Even though God’s ultimate and perfect will is for His children to be blessed, since we live in a fallen world, God’s children still suffer. As long as we live in this fallen world, there will be suffering. Jesus suffered on the cross. Paul suffered as he traveled and preached the Gospel. “To this very hour we go hungry and thirsty, we are in rags, we are brutally treated, we are homeless” (1 Corinthians 4:11 NIV). Yet, despite his suffering for the sake of the Gospel, Paul learned to be content in every circumstance. “I am not saying this because I am in need, for I have learned to be content whatever the circumstances. I know what it is to be in need, and I know what it is to have plenty. I have learned the secret of being content in any and every situation, whether well fed or hungry, whether living in plenty or in want” (Philippians 4:11-12 NIV).

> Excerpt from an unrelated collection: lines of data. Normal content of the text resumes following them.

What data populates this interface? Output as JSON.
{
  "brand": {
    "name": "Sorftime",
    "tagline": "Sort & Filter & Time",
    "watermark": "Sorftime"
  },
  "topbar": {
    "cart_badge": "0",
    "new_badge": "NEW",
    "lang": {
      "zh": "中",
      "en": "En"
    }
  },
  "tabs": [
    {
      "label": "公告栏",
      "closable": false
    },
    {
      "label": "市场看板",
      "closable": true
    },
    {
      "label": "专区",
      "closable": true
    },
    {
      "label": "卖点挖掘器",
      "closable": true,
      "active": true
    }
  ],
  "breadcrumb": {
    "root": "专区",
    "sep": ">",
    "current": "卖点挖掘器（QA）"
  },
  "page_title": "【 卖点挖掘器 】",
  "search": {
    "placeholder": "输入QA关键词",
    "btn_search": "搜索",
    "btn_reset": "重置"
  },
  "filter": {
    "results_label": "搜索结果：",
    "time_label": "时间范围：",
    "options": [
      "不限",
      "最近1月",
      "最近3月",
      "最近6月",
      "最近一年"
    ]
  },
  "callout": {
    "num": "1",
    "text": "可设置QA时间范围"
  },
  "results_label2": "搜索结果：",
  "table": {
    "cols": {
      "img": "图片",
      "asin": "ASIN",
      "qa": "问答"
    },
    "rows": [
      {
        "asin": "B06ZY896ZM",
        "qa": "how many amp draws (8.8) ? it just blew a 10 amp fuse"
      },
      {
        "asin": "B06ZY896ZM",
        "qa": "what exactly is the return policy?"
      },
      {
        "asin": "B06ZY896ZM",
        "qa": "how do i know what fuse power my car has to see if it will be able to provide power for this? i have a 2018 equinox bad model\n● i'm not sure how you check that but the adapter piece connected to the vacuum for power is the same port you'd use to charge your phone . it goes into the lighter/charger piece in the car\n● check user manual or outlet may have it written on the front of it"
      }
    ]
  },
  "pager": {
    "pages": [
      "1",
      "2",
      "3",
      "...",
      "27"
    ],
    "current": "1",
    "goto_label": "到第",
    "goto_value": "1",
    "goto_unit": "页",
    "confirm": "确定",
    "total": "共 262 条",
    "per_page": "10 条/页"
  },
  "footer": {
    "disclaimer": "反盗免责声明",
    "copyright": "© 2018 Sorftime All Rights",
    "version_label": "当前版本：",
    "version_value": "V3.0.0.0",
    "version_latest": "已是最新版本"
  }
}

In this world, the believer is promised persecution. “Blessed are you when people insult you, persecute you and falsely say all kinds of evil against you because of me. Rejoice and be glad, because great is your reward in heaven, for in the same way they persecuted the prophets who were before you” (Matthew 5:11-12 NIV). Few preachers enjoy preaching on persecution but Paul promises, “everyone who wants to live a godly life in Christ Jesus will be persecuted (2 Timothy 3:12 NIV). We must go through many hardships to enter the kingdom of God (Acts 14:22) Believers are also promised that the world will hate them (John 15:18), that troubles will come in this world, “In the world you will have tribulation,” (John 16:33), that their own family might hate them (Matthew 10:35), that suffering would come (1 Peter 3:14), that the believer would “suffer for his sake” (Philippians 1:29), and that God would discipline them (Hebrews 12:10). Christians are encouraged to rejoice even in the midst of suffering, “Dear friends, do not be surprised at the painful trial you are suffering, as though something strange were happening to you. But rejoice that you participate in the sufferings of Christ, so that you may be overjoyed when his glory is revealed” (1 Peter 4:12-13).
The Apostles suffered greatly as they preached the Gospel. Peter was crucified upside down on a cross, Andrew was crucified on a cross in Patrae, James the son of Zebedee was put to death by the sword in Jerusalem by King Herod (Acts 12:1-2), John miraculously emerged unhurt from a cauldron of boiling oil, and later he was exiled to the island of Patmos. Philip was crucified during the reign of Dominian, Bartholomew was skinned alive, Thomas was stabbed to death with a spear by Hindu priests, Jude was run through with a spear, and Simon the Zealot was sawn into pieces. Paul’s head was chopped off.
Did the Apostles suffer as they spread the Gospel? Yes, but their suffering and martyrdom was a result of Satan’s plan, not God’s best for their lives. Have I suffered as I have traveled around the world preaching? Yes, I have been shot at, had a gun pointed at me, my plane has caught on fire, I’ve had rocks thrown at me as I preached, been sick, and I’ve slept on dirt floors with bugs crawling over me all night. But, God caused none of this suffering. God is a good God and He has good plans for His children.
Some Christians are persecuted and even executed for their faith, but that is not part of God's plan for their lives. It is the result of terrorists. Don't blame God for the evil that exists in this world. Sometimes, God's perfect plan does not always come to pass. God desires all men to be saved (1 Timothy 2:4), yet not all are saved. Sometimes, because of the sinful world that we live in, God's plans do not fully come to pass, but this does not mean that God is actively planning evil for our lives or that He wills anything but the best for our lives.